The problem with all of these road games? The commute. Driving three hours (and often more) each way for a meaningless spring training game isn't exactly ideal, either for ballplayers on the team bus or beat writers making the early-morning drive in their rental cars.

That odometer will be doing some spinning today as we head to and from Tampa for a game against the Yankees, that's for sure.

Not surprisingly, the Nats' travel roster for this long road trip features very few regulars. Denard Span is the only guy in today's starting lineup who finished the 2013 as an everyday player, and Span lives in Tampa, so he probably requested to be on the trip so that he could stay the night and be with his family.

Ross Detwiler gets the start for the Nats today, marking his first game action of 2014. One guy playing behind him today will be Zach Walters, who has turned heads early on in camp by doing pretty much everything the Nats could have asked of him.

Walters has hit from both sides of the plate, going 5-for-5 this spring with two doubles, a triple, a walk and two RBIs. And he's flashed the leather on the defensive side, making a few impressive plays, including yesterday's diving stop in the hole at shortstop, followed by a strong throw across the diamond.

Walters' name wasn't discussed much coming into spring because with Danny Espinosa seemingly healthy and Jamey Carroll and others in camp, the chances of Walters cracking the opening day roster are very, very slim. Talent evaluators within the organization feel the 24-year-old Walters still could use some more seasoning in the minors, but he's performed well early this spring, impressing hitting coach Rick Schu and manager Matt Williams. Not that Walters is getting too caught up on spring success, or anything.
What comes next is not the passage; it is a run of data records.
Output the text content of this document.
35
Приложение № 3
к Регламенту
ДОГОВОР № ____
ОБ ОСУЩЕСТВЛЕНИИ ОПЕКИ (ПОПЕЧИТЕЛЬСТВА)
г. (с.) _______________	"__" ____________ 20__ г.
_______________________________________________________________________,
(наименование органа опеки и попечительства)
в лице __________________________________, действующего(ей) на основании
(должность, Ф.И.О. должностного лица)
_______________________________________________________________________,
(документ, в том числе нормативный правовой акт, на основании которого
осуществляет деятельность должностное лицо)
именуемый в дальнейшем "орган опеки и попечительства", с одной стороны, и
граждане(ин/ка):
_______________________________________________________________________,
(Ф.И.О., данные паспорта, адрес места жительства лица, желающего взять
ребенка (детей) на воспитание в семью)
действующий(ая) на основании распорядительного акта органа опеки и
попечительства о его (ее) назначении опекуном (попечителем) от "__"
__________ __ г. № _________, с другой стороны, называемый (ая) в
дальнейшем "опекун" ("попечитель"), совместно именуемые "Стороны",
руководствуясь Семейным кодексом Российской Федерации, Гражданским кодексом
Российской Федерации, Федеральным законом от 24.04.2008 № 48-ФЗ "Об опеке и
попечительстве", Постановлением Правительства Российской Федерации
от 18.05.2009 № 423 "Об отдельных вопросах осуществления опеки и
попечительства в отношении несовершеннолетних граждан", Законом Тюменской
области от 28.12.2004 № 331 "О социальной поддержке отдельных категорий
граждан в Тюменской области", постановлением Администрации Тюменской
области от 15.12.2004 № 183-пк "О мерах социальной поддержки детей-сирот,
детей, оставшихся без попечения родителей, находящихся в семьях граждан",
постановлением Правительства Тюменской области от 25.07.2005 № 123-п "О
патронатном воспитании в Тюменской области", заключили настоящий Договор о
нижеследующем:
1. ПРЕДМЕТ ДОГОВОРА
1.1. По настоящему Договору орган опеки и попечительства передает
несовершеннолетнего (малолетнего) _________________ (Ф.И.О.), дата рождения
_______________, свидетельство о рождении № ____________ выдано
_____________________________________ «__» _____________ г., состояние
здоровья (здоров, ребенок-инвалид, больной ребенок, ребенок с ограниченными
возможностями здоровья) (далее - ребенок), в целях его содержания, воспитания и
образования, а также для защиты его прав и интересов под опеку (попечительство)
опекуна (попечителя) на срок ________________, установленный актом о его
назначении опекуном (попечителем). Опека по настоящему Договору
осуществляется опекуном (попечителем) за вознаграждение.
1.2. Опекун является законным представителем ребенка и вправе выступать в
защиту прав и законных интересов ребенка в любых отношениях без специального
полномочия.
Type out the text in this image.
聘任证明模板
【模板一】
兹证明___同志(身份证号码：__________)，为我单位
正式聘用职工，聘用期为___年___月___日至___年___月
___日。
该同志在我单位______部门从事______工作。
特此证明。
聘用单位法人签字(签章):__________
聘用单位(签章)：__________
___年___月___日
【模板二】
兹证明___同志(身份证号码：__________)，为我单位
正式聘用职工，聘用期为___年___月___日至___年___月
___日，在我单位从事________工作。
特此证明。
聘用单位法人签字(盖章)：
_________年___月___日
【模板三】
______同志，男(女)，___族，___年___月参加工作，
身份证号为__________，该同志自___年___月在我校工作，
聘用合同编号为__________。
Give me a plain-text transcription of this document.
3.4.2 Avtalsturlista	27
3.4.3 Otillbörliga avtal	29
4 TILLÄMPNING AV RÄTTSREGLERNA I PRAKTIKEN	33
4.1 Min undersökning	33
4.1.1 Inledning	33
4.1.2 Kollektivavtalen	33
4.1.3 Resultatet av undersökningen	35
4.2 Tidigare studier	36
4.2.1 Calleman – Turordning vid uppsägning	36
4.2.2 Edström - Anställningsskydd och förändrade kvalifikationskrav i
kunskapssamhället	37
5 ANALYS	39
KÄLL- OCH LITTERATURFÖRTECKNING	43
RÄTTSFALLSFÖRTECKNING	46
"You know, I heard a pretty good player say this before, I don't know if you know him, (his name is) Derek Jeter," Walters said. "He said, 'If you don't get hits, it's timing. If you do, say you've been working hard.' That's just how it is. It's good, though. You see the guys set the tone and younger guys coming in. It's just fun winning."

Last year around this time, then-manager Davey Johnson told Walters he wanted to see him hit for more power. Walters responded with a 29-homer season at Triple-A Syracuse, but he batted just .253 and got on base at a lowly .286 clip.

"(I) kind of ran with (Davey's advice) last year," Walters said. "That was my main focus. Now I've got Matt, who's got a different dynamic that, I've heard him talking about hitting for average, being a little more simple, playing the game more simple. And that's something I'm trying to focus on."

Walters has known Williams for a handful of years now; back at the University of San Diego, Walters was teammates with Williams' son Jake. Matt Williams, who was then affiliated with the Diamondbacks organization, would come watch games, and Walters has heard a rumor that it was the Williams family who convinced the D-backs to draft him.

Finding a balance between hitting for power and hitting for average is part of the maturation process Walters needs to go through, and Williams has some advice for him on how to get there. But there are other areas that Walters knows that he has to improve this spring and beyond.

"Defense," he said. "You guys all know, every guy can sit there and read stats and see I made a bunch of errors last year. That was a consequence of focusing on hitting. I gave up a part to gain a part. But (Williams) goes, 'What do you think about when you're playing defense?' 'Offense.' He said, 'I just want to see you extend yourself in that area, make the routine play, start being a consistent fielder. So I took that to heart. Like Davey, now it's Matt. Anyone that tells me something."

Walters made 31 errors at shortstop last season and seven more at third base. He's been getting tons of grounders hit his way in drills this spring ("You've got early work, you've got in-between work, then you've got ground balls, then you've got late work. I'm like, 'How many different works are there?' " Walters joked), and will need to keep making strikes in that area.

For now, though, even though it's still incredibly early in spring, he's turning heads with his play on both sides of the ball.